April 13, 2011

NY Man Claims Ownership Stake In Facebook

A New York salesman who claims he has an ownership stake in social networking titan Facebook is now seeking 50 percent of the site's value from founder Mark Zuckerberg.

In a federal court complaint filed last year, Paul Ceglia sought restitution from the social network for 84 percent of its worth. He cited a contract between he and Zuckerberg signed in 2003 that gave him half of the business, plus more if the launch was delayed.

He alleges that he has email exchanges with Facebook CEO Zuckerberg, discussing the 2003 contract and also talks on the early development of the site, originally dubbed "The Face Book."

The lawsuit also says Ceglia gave Zuckerberg $1,000 to help him get Facebook up and running.

Ceglia filed a revised claim against Facebook on Monday, in which he said he had evidence that showed he was entitled to at least half ownership of the business.

In the revised complaint, Ceglia agreed to waive the late-penalty clause before the site launched in 2004.

Facebook continues to downplay the claims against the social networking site, which is reportedly valued at more than $55 billion.

"This is a fraudulent lawsuit brought by a convicted felon, and we look forward to defending it in court," Facebook attorney Orin Snyder told Bloomberg. "From the outset, we've said that this scam artist's claims are ridiculous and this newest complaint is no better."

Ceglia, citing on behalf of the supposed 2003 contract, said the original 84 percent claim against Zuckerberg was sparked due to a one percent per day penalty for every day the site went past the due date: 34 days to be exact.

Ceglia has faced legal problems of his own in recent years.

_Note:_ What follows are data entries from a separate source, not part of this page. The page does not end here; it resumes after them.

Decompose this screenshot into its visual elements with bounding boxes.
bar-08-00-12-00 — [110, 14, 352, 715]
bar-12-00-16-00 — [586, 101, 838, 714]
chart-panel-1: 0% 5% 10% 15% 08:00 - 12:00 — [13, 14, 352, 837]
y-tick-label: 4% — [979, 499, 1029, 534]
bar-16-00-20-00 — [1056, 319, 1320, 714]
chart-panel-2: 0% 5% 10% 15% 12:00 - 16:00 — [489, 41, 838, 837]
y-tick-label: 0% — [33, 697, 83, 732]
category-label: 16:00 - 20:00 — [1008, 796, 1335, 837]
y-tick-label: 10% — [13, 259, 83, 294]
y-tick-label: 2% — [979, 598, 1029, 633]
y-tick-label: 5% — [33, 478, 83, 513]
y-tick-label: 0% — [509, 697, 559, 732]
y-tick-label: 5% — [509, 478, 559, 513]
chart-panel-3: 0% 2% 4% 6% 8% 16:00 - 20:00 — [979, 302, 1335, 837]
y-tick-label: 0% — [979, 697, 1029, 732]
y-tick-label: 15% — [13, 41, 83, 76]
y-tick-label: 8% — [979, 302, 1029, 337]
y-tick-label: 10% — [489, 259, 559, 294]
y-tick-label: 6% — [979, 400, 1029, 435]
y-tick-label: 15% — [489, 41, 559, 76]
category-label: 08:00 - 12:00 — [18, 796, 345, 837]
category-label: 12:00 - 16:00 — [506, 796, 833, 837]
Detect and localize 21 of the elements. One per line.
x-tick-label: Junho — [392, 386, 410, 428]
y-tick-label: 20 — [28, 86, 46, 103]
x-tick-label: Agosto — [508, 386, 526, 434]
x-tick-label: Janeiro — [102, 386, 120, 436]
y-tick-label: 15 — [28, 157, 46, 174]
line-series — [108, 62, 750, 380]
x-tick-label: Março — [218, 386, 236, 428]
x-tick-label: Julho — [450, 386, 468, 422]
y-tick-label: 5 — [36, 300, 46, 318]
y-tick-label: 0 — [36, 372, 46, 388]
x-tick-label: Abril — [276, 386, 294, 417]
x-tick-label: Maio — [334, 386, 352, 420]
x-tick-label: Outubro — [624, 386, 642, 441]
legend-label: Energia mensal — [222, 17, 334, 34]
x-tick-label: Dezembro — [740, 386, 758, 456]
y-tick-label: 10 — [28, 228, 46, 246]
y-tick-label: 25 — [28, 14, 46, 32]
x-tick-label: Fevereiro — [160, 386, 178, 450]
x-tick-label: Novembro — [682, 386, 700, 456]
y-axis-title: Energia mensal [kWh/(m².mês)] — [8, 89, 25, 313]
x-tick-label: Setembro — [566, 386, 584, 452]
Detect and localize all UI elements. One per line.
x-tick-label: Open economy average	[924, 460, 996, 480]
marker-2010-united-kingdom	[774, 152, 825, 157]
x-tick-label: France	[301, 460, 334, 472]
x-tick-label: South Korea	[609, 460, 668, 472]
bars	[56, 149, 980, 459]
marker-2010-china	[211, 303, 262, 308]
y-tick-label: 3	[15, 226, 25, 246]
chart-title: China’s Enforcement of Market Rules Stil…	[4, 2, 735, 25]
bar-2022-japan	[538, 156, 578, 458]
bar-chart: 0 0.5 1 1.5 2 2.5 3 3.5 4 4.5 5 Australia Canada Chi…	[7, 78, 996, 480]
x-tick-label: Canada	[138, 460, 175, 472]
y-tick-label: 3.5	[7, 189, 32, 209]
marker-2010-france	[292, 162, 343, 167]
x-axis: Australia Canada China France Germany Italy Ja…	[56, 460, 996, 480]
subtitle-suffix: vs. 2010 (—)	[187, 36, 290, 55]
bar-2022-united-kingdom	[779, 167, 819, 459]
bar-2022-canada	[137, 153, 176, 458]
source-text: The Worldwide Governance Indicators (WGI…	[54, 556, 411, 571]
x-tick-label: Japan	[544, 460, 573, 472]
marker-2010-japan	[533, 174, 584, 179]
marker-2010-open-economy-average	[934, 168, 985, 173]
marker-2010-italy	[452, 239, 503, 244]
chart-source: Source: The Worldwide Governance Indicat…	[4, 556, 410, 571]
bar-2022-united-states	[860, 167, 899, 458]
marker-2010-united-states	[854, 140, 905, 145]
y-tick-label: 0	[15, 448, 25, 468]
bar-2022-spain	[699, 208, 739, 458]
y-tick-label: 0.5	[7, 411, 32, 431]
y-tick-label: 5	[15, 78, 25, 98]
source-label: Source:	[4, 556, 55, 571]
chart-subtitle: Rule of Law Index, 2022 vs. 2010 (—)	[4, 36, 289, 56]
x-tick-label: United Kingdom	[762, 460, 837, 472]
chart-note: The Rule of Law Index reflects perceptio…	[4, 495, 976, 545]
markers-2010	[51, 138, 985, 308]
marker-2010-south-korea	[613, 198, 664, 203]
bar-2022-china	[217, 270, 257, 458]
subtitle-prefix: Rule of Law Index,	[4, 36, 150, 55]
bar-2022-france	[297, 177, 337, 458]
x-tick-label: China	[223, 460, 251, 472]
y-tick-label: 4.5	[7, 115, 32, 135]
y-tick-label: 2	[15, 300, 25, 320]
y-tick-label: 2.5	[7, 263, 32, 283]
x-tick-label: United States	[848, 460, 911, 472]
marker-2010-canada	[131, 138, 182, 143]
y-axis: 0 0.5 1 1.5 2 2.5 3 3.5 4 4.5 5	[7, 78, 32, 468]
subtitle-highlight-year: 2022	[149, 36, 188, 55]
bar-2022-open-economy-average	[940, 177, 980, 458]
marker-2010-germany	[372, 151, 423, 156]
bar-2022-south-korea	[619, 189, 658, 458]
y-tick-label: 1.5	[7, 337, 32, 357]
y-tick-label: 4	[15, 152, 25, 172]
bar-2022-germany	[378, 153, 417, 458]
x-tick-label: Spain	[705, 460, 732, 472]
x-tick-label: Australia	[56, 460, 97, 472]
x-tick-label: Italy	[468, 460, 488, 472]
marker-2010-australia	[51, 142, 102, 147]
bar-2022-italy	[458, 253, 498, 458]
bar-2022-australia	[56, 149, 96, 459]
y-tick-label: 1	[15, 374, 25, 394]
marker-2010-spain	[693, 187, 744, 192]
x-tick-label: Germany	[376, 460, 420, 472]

A NY Attorney General took out a restraining order against his company -- a wood-pellet fuel marketing business -- in December 2009. Authorities claimed Ceglia lied and repeatedly took customers' money then failed to deliver product or issue refunds.

According to the Facebook complaint, Ceglia dropped his initial claim for the additional percentage after Zuckerberg protested the terms.

"Zuckerberg sent to Ceglia emails complaining that a provision in the agreement giving Ceglia an additional 1 percent interest in the business for each day after Jan 1, 2004 that 'The Face Book' website wasn't complete, was unfair because it would give Ceglia more than 80 per cent ownership of the business, including thefacebook.com website," the filing read.